When a poet has published twenty-seven collections of her work, won a Pulitzer Prize for Poetry, the National Book Award for Poetry and been awarded three Honorary Doctorates, an extensive introduction with commentary doesn’t seem all that necessary.
MARY OLIVER was born in Maple Heights, Ohio in 1935. She has lived for years in Provincetown, Massachusetts. An avid walker, her daily walks near home provide the imagery that fills her poems. In a rare interview, the poet described walking once in the woods and discovering she had no pen and later hiding pencils in the trees so she would never be stuck again. The three poems below are included in her 1992 collection, New and Selected Poems.
ACID
In Jakarta,
among the vendors
of flowers and soft drinks,
I saw a child
with a hideous mouth,
begging,
and I knew the wound was made
for a way to stay alive.
What I gave him
wouldn't keep a dog alive.
What he gave me
from the brown coin
of his sweating face
was a look of cunning.
I carry it
like a bead of acid
to remember how,
once in a while,
you can creep out of your own life
and become someone else—
an explosion
in that nest of wires
we call the imagination.
I will never see him
again, I suppose.
But what of this rag,
this shadow
flung like a boy’s body
into the walls
of my mind, bleeding
their sour taste—
insult and anger,
the great movers?
THE FISH
The first fish
I ever caught
would not lie down
quiet in the pail
but flailed and sucked
at the burning
amazement of the air
and died
in the slow pouring off
of rainbows. Later
I opened his body and separated
the flesh from the bones
and ate him. Now the sea
is in me: I am the fish, the fish
glitters in me; we are
risen, tangled together, certain to fall
back to the sea. Out of pain,
and pain, and more pain
we feed this feverish plot, we are nourished
by the mystery.
A LETTER FROM HOME
She sends me news of bluejays, frost,
Of stars and now the harvest moon
That rides above the stricken hills.
Lightly, she speaks of cold, of pain,
And lists what is already lost.
Here where my life seems hard and slow,
I read of glowing melons piled
Beside the door, and baskets filled
With fennel, rosemary and dill,
While all she could not gather in
Or hide in leaves, grows black and falls.

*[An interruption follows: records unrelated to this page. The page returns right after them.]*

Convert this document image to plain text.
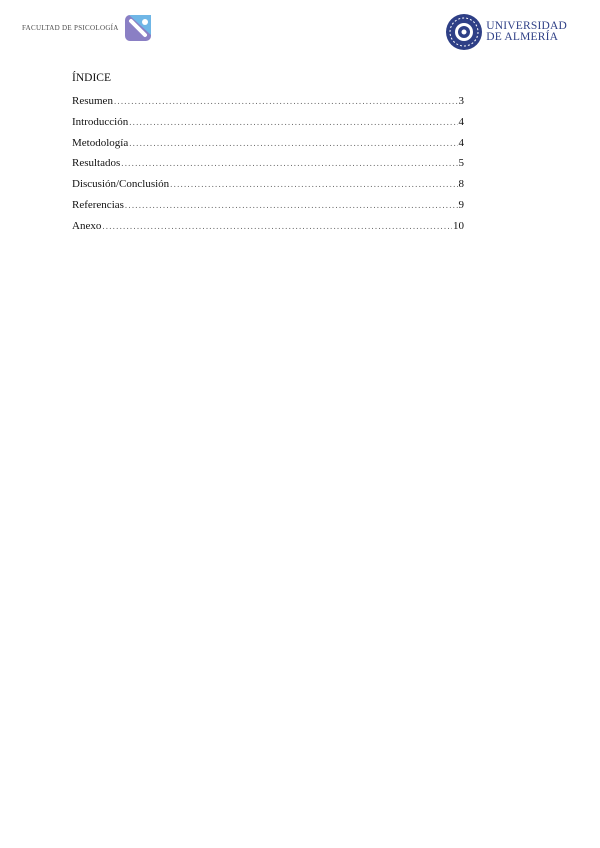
FACULTAD DE PSICOLOGÍA	UNIVERSIDAD
DE ALMERÍA
ÍNDICE
Resumen .....	3
Introducción .....	4
Metodología .....	4
Resultados .....	5
Discusión/Conclusión .....	8
Referencias .....	9
Anexo .....	10
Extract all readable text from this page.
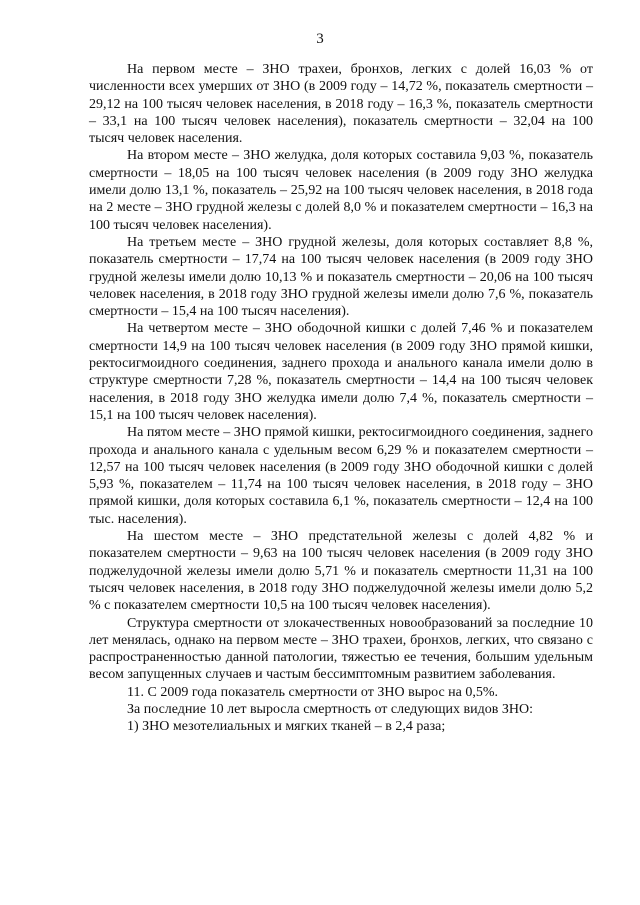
3

На первом месте – ЗНО трахеи, бронхов, легких с долей 16,03 % от численности всех умерших от ЗНО (в 2009 году – 14,72 %, показатель смертности – 29,12 на 100 тысяч человек населения, в 2018 году – 16,3 %, показатель смертности – 33,1 на 100 тысяч человек населения), показатель смертности – 32,04 на 100 тысяч человек населения.

На втором месте – ЗНО желудка, доля которых составила 9,03 %, показатель смертности – 18,05 на 100 тысяч человек населения (в 2009 году ЗНО желудка имели долю 13,1 %, показатель – 25,92 на 100 тысяч человек населения, в 2018 года на 2 месте – ЗНО грудной железы с долей 8,0 % и показателем смертности – 16,3 на 100 тысяч человек населения).

На третьем месте – ЗНО грудной железы, доля которых составляет 8,8 %, показатель смертности – 17,74 на 100 тысяч человек населения (в 2009 году ЗНО грудной железы имели долю 10,13 % и показатель смертности – 20,06 на 100 тысяч человек населения, в 2018 году ЗНО грудной железы имели долю 7,6 %, показатель смертности – 15,4 на 100 тысяч населения).

На четвертом месте – ЗНО ободочной кишки с долей 7,46 % и показателем смертности 14,9 на 100 тысяч человек населения (в 2009 году ЗНО прямой кишки, ректосигмоидного соединения, заднего прохода и анального канала имели долю в структуре смертности 7,28 %, показатель смертности – 14,4 на 100 тысяч человек населения, в 2018 году ЗНО желудка имели долю 7,4 %, показатель смертности – 15,1 на 100 тысяч человек населения).

На пятом месте – ЗНО прямой кишки, ректосигмоидного соединения, заднего прохода и анального канала с удельным весом 6,29 % и показателем смертности – 12,57 на 100 тысяч человек населения (в 2009 году ЗНО ободочной кишки с долей 5,93 %, показателем – 11,74 на 100 тысяч человек населения, в 2018 году – ЗНО прямой кишки, доля которых составила 6,1 %, показатель смертности – 12,4 на 100 тыс. населения).

На шестом месте – ЗНО предстательной железы с долей 4,82 % и показателем смертности – 9,63 на 100 тысяч человек населения (в 2009 году ЗНО поджелудочной железы имели долю 5,71 % и показатель смертности 11,31 на 100 тысяч человек населения, в 2018 году ЗНО поджелудочной железы имели долю 5,2 % с показателем смертности 10,5 на 100 тысяч человек населения).

Структура смертности от злокачественных новообразований за последние 10 лет менялась, однако на первом месте – ЗНО трахеи, бронхов, легких, что связано с распространенностью данной патологии, тяжестью ее течения, большим удельным весом запущенных случаев и частым бессимптомным развитием заболевания.

11. С 2009 года показатель смертности от ЗНО вырос на 0,5%.

За последние 10 лет выросла смертность от следующих видов ЗНО:

1) ЗНО мезотелиальных и мягких тканей – в 2,4 раза;
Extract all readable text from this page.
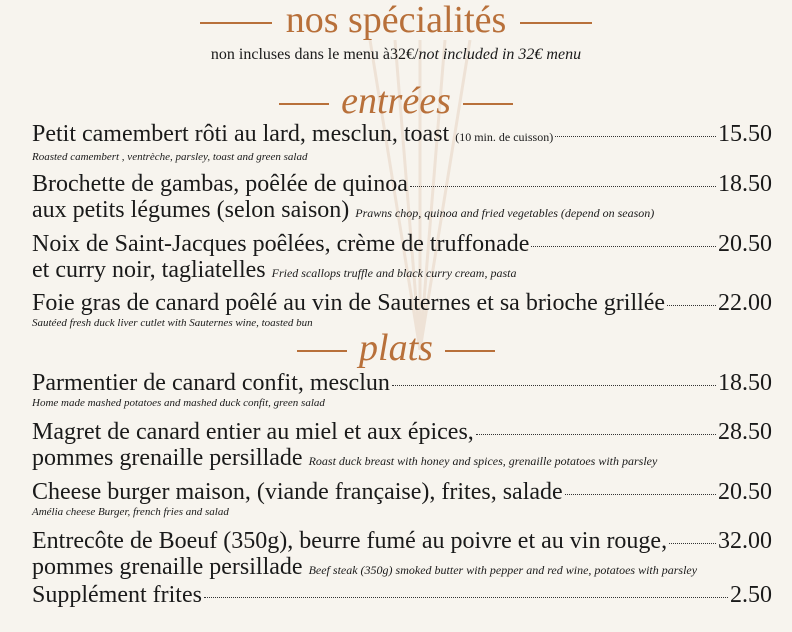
nos spécialités
non incluses dans le menu à32€/not included in 32€ menu
entrées
Petit camembert rôti au lard, mesclun, toast
(10 min. de cuisson)	15.50
Roasted camembert , ventrèche, parsley, toast and green salad
Brochette de gambas, poêlée de quinoa	18.50
aux petits légumes (selon saison)
Prawns chop, quinoa and fried vegetables (depend on season)
Noix de Saint-Jacques poêlées, crème de truffonade	20.50
et curry noir, tagliatelles
Fried scallops truffle and black curry cream, pasta
Foie gras de canard poêlé au vin de Sauternes et sa brioche grillée 22.00
Sautéed fresh duck liver cutlet with Sauternes wine, toasted bun
plats
Parmentier de canard confit, mesclun	18.50
Home made mashed potatoes and mashed duck confit, green salad
Magret de canard entier au miel et aux épices,	28.50
pommes grenaille persillade
Roast duck breast with honey and spices, grenaille potatoes with parsley
Cheese burger maison, (viande française), frites, salade	20.50
Amélia cheese Burger, french fries and salad
Entrecôte de Boeuf (350g), beurre fumé au poivre et au vin rouge, 32.00
pommes grenaille persillade
Beef steak (350g) smoked butter with pepper and red wine, potatoes with parsley
Supplément frites	2.50
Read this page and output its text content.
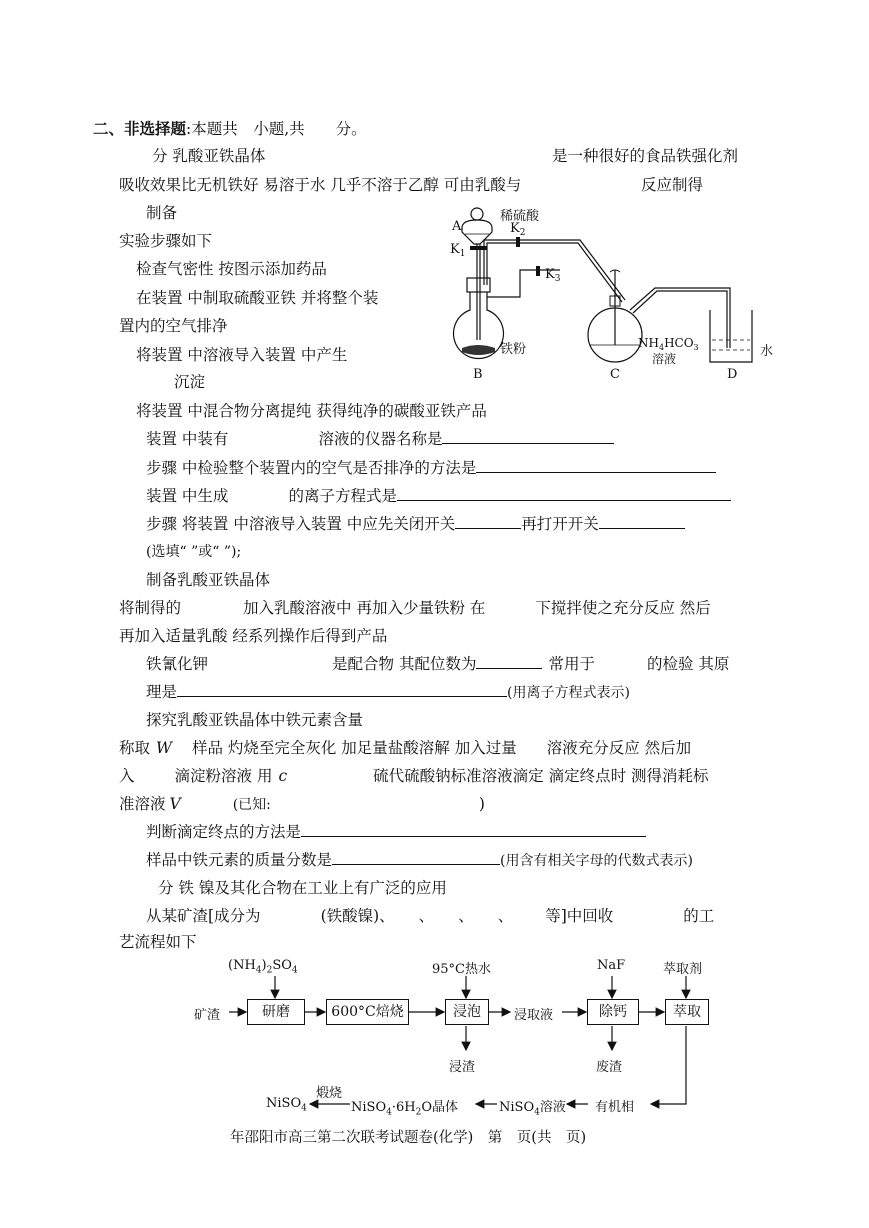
二、非选择题:本题共　小题,共　　分。
分 乳酸亚铁晶体	是一种很好的食品铁强化剂
吸收效果比无机铁好 易溶于水 几乎不溶于乙醇 可由乳酸与	反应制得
制备
实验步骤如下
检查气密性 按图示添加药品
在装置 中制取硫酸亚铁 并将整个装
置内的空气排净
将装置 中溶液导入装置 中产生
沉淀
将装置 中混合物分离提纯 获得纯净的碳酸亚铁产品
A
稀硫酸
$K_1$
铁粉
B
$K_2$
$K_3$
$NH_4HCO_3$
溶液
C
水
D
装置 中装有	溶液的仪器名称是
步骤 中检验整个装置内的空气是否排净的方法是
装置 中生成	的离子方程式是
步骤 将装置 中溶液导入装置 中应先关闭开关	再打开开关
(选填“ ”或“ ”);
制备乳酸亚铁晶体
将制得的	加入乳酸溶液中 再加入少量铁粉 在	下搅拌使之充分反应 然后
再加入适量乳酸 经系列操作后得到产品
铁氰化钾	是配合物 其配位数为	常用于	的检验 其原
理是	(用离子方程式表示)
探究乳酸亚铁晶体中铁元素含量
称取 W 样品 灼烧至完全灰化 加足量盐酸溶解 加入过量 溶液充分反应 然后加
入	滴淀粉溶液 用 c	硫代硫酸钠标准溶液滴定 滴定终点时 测得消耗标
准溶液 V	(已知:	)
判断滴定终点的方法是
样品中铁元素的质量分数是	(用含有相关字母的代数式表示)
分 铁 镍及其化合物在工业上有广泛的应用
从某矿渣[成分为	(铁酸镍)、 、 、 、 等]中回收	的工
艺流程如下
$(NH_4)_2SO_4$	95°C热水	NaF	萃取剂
矿渣	研磨	600°C焙烧	浸泡	浸取液	除钙	萃取
浸渣	废渣
有机相
NiSO$_4$溶液
$NiSO_4\cdot 6H_2O$晶体
煅烧
NiSO$_4$
年邵阳市高三第二次联考试题卷(化学)　第　页(共　页)
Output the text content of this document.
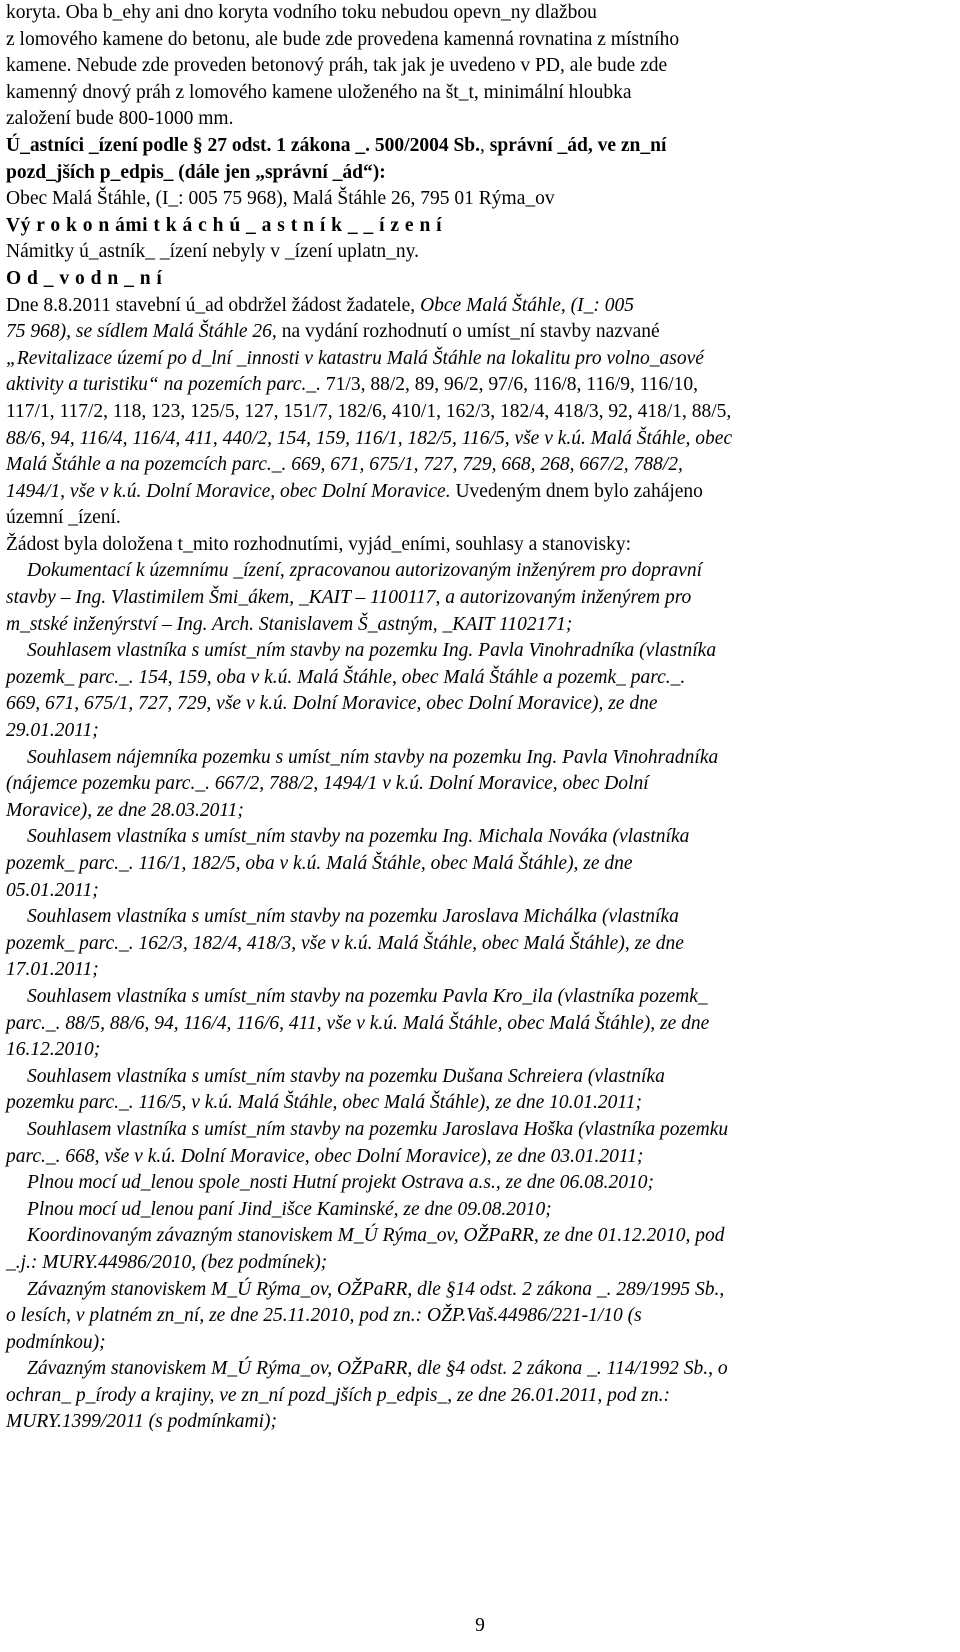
koryta. Oba b_ehy ani dno koryta vodního toku nebudou opevn_ny dlažbou
z lomového kamene do betonu, ale bude zde provedena kamenná rovnatina z místního
kamene. Nebude zde proveden betonový práh, tak jak je uvedeno v PD, ale bude zde
kamenný dnový práh z lomového kamene uloženého na št_t, minimální hloubka
založení bude 800-1000 mm.
Ú_astníci _ízení podle § 27 odst. 1 zákona _. 500/2004 Sb., správní _ád, ve zn_ní
pozd_jších p_edpis_ (dále jen „správní _ád“):
Obec Malá Štáhle, (I_: 005 75 968), Malá Štáhle 26, 795 01 Rýma_ov
Vý r o k o n ámi t k á c h ú _ a s t n í k _ _ í z e n í
Námitky ú_astník_ _ízení nebyly v _ízení uplatn_ny.
O d _ v o d n _ n í
Dne 8.8.2011 stavební ú_ad obdržel žádost žadatele, Obce Malá Štáhle, (I_: 005
75 968), se sídlem Malá Štáhle 26, na vydání rozhodnutí o umíst_ní stavby nazvané
„Revitalizace území po d_lní _innosti v katastru Malá Štáhle na lokalitu pro volno_asové
aktivity a turistiku“ na pozemích parc._. 71/3, 88/2, 89, 96/2, 97/6, 116/8, 116/9, 116/10,
117/1, 117/2, 118, 123, 125/5, 127, 151/7, 182/6, 410/1, 162/3, 182/4, 418/3, 92, 418/1, 88/5,
88/6, 94, 116/4, 116/4, 411, 440/2, 154, 159, 116/1, 182/5, 116/5, vše v k.ú. Malá Štáhle, obec
Malá Štáhle a na pozemcích parc._. 669, 671, 675/1, 727, 729, 668, 268, 667/2, 788/2,
1494/1, vše v k.ú. Dolní Moravice, obec Dolní Moravice. Uvedeným dnem bylo zahájeno
územní _ízení.
Žádost byla doložena t_mito rozhodnutími, vyjád_eními, souhlasy a stanovisky:
Dokumentací k územnímu _ízení, zpracovanou autorizovaným inženýrem pro dopravní
stavby – Ing. Vlastimilem Šmi_ákem, _KAIT – 1100117, a autorizovaným inženýrem pro
m_stské inženýrství – Ing. Arch. Stanislavem Š_astným, _KAIT 1102171;
Souhlasem vlastníka s umíst_ním stavby na pozemku Ing. Pavla Vinohradníka (vlastníka
pozemk_ parc._. 154, 159, oba v k.ú. Malá Štáhle, obec Malá Štáhle a pozemk_ parc._.
669, 671, 675/1, 727, 729, vše v k.ú. Dolní Moravice, obec Dolní Moravice), ze dne
29.01.2011;
Souhlasem nájemníka pozemku s umíst_ním stavby na pozemku Ing. Pavla Vinohradníka
(nájemce pozemku parc._. 667/2, 788/2, 1494/1 v k.ú. Dolní Moravice, obec Dolní
Moravice), ze dne 28.03.2011;
Souhlasem vlastníka s umíst_ním stavby na pozemku Ing. Michala Nováka (vlastníka
pozemk_ parc._. 116/1, 182/5, oba v k.ú. Malá Štáhle, obec Malá Štáhle), ze dne
05.01.2011;
Souhlasem vlastníka s umíst_ním stavby na pozemku Jaroslava Michálka (vlastníka
pozemk_ parc._. 162/3, 182/4, 418/3, vše v k.ú. Malá Štáhle, obec Malá Štáhle), ze dne
17.01.2011;
Souhlasem vlastníka s umíst_ním stavby na pozemku Pavla Kro_ila (vlastníka pozemk_
parc._. 88/5, 88/6, 94, 116/4, 116/6, 411, vše v k.ú. Malá Štáhle, obec Malá Štáhle), ze dne
16.12.2010;
Souhlasem vlastníka s umíst_ním stavby na pozemku Dušana Schreiera (vlastníka
pozemku parc._. 116/5, v k.ú. Malá Štáhle, obec Malá Štáhle), ze dne 10.01.2011;
Souhlasem vlastníka s umíst_ním stavby na pozemku Jaroslava Hoška (vlastníka pozemku
parc._. 668, vše v k.ú. Dolní Moravice, obec Dolní Moravice), ze dne 03.01.2011;
Plnou mocí ud_lenou spole_nosti Hutní projekt Ostrava a.s., ze dne 06.08.2010;
Plnou mocí ud_lenou paní Jind_išce Kaminské, ze dne 09.08.2010;
Koordinovaným závazným stanoviskem M_Ú Rýma_ov, OŽPaRR, ze dne 01.12.2010, pod
_.j.: MURY.44986/2010, (bez podmínek);
Závazným stanoviskem M_Ú Rýma_ov, OŽPaRR, dle §14 odst. 2 zákona _. 289/1995 Sb.,
o lesích, v platném zn_ní, ze dne 25.11.2010, pod zn.: OŽP.Vaš.44986/221-1/10 (s
podmínkou);
Závazným stanoviskem M_Ú Rýma_ov, OŽPaRR, dle §4 odst. 2 zákona _. 114/1992 Sb., o
ochran_ p_írody a krajiny, ve zn_ní pozd_jších p_edpis_, ze dne 26.01.2011, pod zn.:
MURY.1399/2011 (s podmínkami);
9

Here where my life seems hard and strange,
I read her wild excitement when
Stars climb, frost comes, and bluejays sing.
The broken year will make no change
Upon her wise and whirling heart;—
She knows how people always plan
To live their lives, and never do.
She will not tell me if she cries.
I touch the crosses by her name;
I fold the pages as I rise,
And tip the envelope, from which
Drift scraps of borage, woodbine, rue.
Incredible. Every writer's dream, to walk the seashore or woods and let pristine images invade the mind. Evocative writing is surely one of man's highest achievements; to describe mundane things--bluejays, frost, stars, a harvest moon--and make them universal is heaven on earth.